According to Cultural Survival, the Boston-based human rights organization, there are at least 3,000 native nations in the world today that continue to function within the boundaries of the 200-odd countries that assert sovereignty over them. Many wars that our media describe as "civil wars" or "guerrilla insurgencies" are actually attempts by tribal nations to free themselves of the domination of larger nation-states. In Guatemala, it's the Mayans. In Burma, it's the Karens. In the Amazon, it's the Yanomamo and the Xingu, among others. In Micronesia, it's the Belauans. In Indonesia, it's the peoples of Irian Jaya.

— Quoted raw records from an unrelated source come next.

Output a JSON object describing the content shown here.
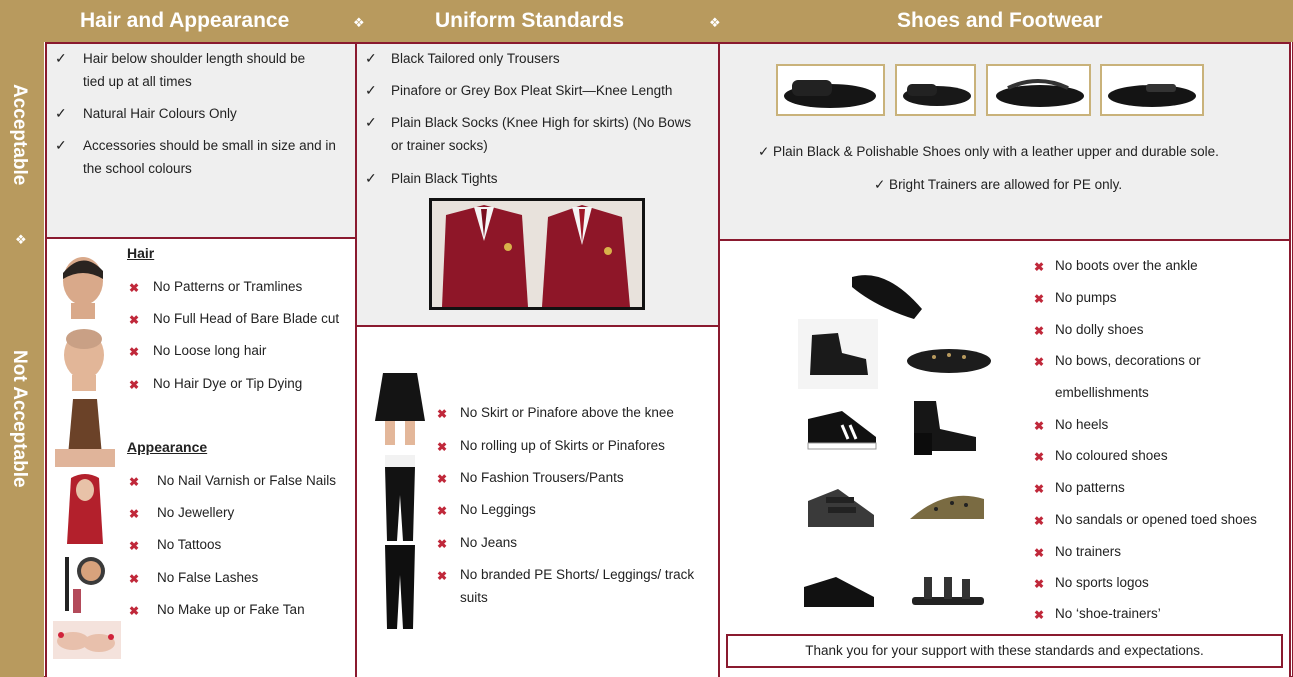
{
  "header": {
    "hair_title": "Hair and Appearance",
    "uniform_title": "Uniform Standards",
    "shoes_title": "Shoes and Footwear",
    "separator": "❖"
  },
  "side": {
    "acceptable": "Acceptable",
    "not_acceptable": "Not Acceptable",
    "separator": "❖"
  },
  "marks": {
    "check": "✓",
    "cross": "✖"
  },
  "hair_ok": [
    "Hair below shoulder length should be",
    "tied up at all times",
    "Natural Hair Colours Only",
    "Accessories should be small in size and in",
    "the school colours"
  ],
  "uniform_ok": [
    "Black Tailored only Trousers",
    "Pinafore or Grey Box Pleat Skirt—Knee Length",
    "Plain Black Socks  (Knee High for skirts) (No Bows",
    "or trainer socks)",
    "Plain Black Tights"
  ],
  "shoes_ok": [
    "✓ Plain Black & Polishable Shoes only with a leather upper and durable sole.",
    "✓ Bright Trainers are allowed for PE only."
  ],
  "hair_no": {
    "heading": "Hair",
    "items": [
      "No Patterns or Tramlines",
      "No Full Head of Bare Blade cut",
      "No Loose long hair",
      "No Hair Dye or Tip Dying"
    ]
  },
  "appearance_no": {
    "heading": "Appearance",
    "items": [
      "No Nail Varnish or False Nails",
      "No Jewellery",
      "No Tattoos",
      "No False Lashes",
      "No Make up or Fake Tan"
    ]
  },
  "uniform_no": [
    "No Skirt or Pinafore above the knee",
    "No rolling up of Skirts or Pinafores",
    "No Fashion Trousers/Pants",
    "No Leggings",
    "No Jeans",
    "No branded PE Shorts/ Leggings/ track",
    "suits"
  ],
  "shoes_no": [
    "No boots over the ankle",
    "No pumps",
    "No dolly shoes",
    "No bows, decorations or",
    "embellishments",
    "No heels",
    "No coloured shoes",
    "No patterns",
    "No sandals or opened toed shoes",
    "No trainers",
    "No sports logos",
    "No ‘shoe-trainers’"
  ],
  "thanks": "Thank you for your support with these standards and expectations."
}
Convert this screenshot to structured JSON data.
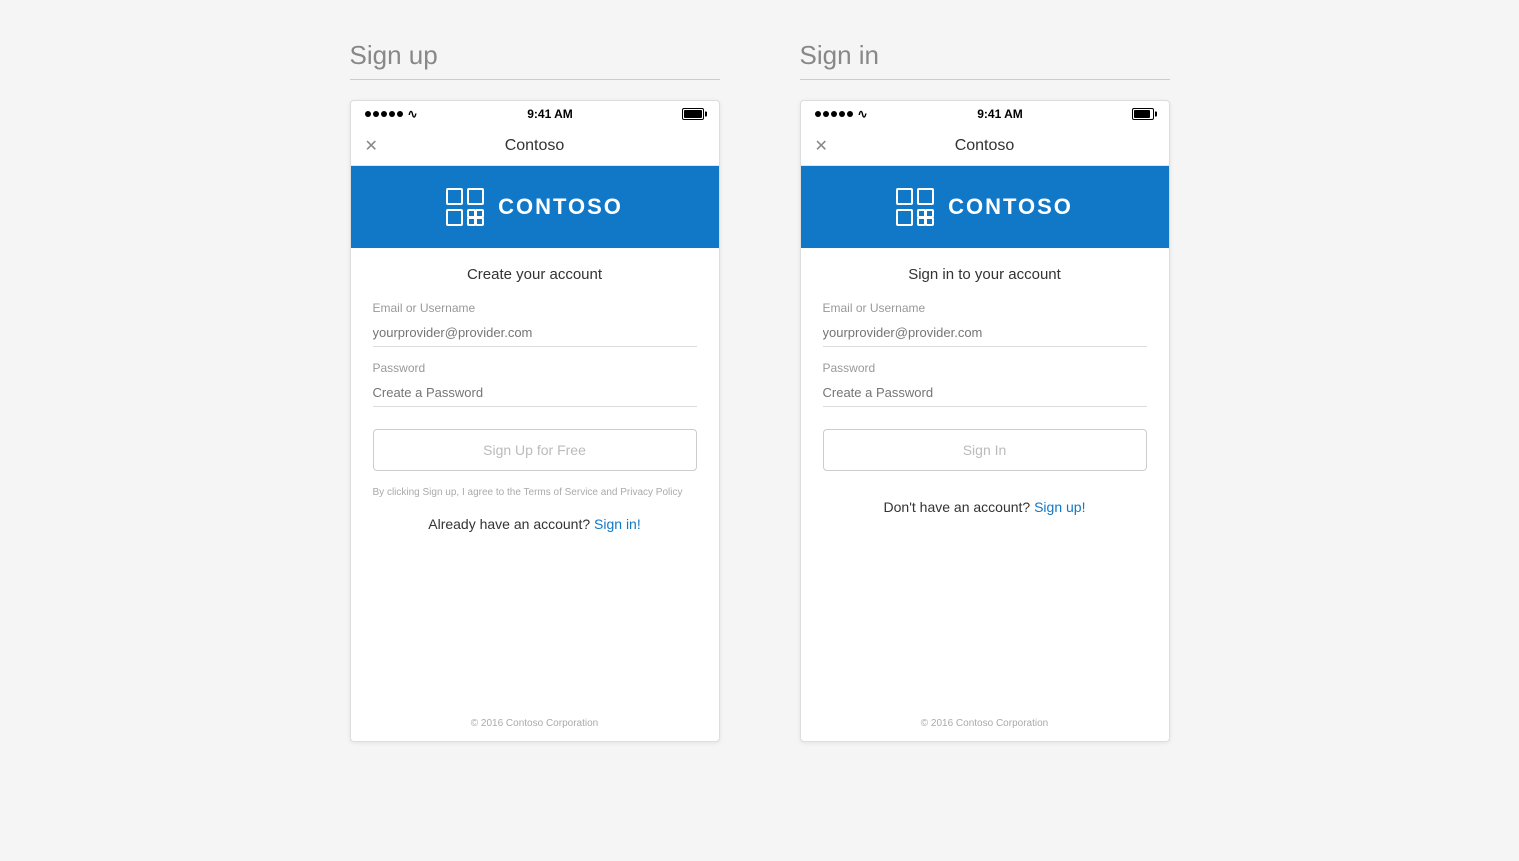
{
  "signup": {
    "panel_title": "Sign up",
    "nav_title": "Contoso",
    "app_name": "CONTOSO",
    "form_heading": "Create your account",
    "email_label": "Email or Username",
    "email_placeholder": "yourprovider@provider.com",
    "password_label": "Password",
    "password_placeholder": "Create a Password",
    "button_label": "Sign Up for Free",
    "terms_text": "By clicking Sign up, I agree to the Terms of Service and Privacy Policy",
    "bottom_text": "Already have an account?",
    "bottom_link": "Sign in!",
    "footer_text": "© 2016 Contoso Corporation",
    "status_time": "9:41 AM"
  },
  "signin": {
    "panel_title": "Sign in",
    "nav_title": "Contoso",
    "app_name": "CONTOSO",
    "form_heading": "Sign in to your account",
    "email_label": "Email or Username",
    "email_placeholder": "yourprovider@provider.com",
    "password_label": "Password",
    "password_placeholder": "Create a Password",
    "button_label": "Sign In",
    "bottom_text": "Don't have an account?",
    "bottom_link": "Sign up!",
    "footer_text": "© 2016 Contoso Corporation",
    "status_time": "9:41 AM"
  },
  "colors": {
    "brand_blue": "#1178C8",
    "link_blue": "#1178C8"
  }
}
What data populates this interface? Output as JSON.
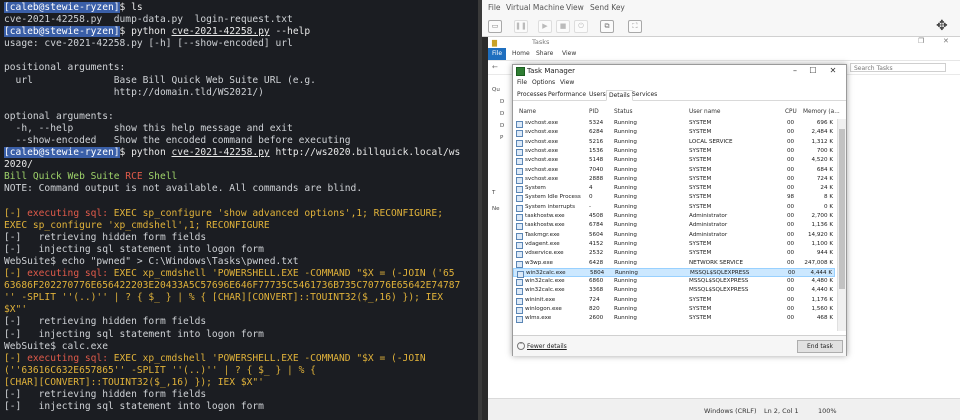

Perhaps the most painful realization for Americans is that in many of these foreign locales - particularly South America, the Pacific islands, Indonesia, and the Philippines - the natives' struggles to maintain their lands and sovereignty is often directed against United States corporations, or technology, or military. More to the point, it is directed against a mentality, and an approach to the planet and to the human place on Earth, that native people find fatally flawed. For all the centuries they've been in contact with us, they've been saying that our outlook is missing something. But we have ignored what they say. To have heeded them would have meant stopping what we were doing and seeking another path. It is this very difference in world views that has made the assault on Indian people inevitable.

    Jerry Mander, In the Absence of the Sacred, Sierra Club Books, (1992) p2-7.

COMMENT: Bury My Heart at Wounded Knee is emotionally draining, yet it demands to be studied alongside accounts of the fate of indigenous peoples today, such as those by Jay Griffiths.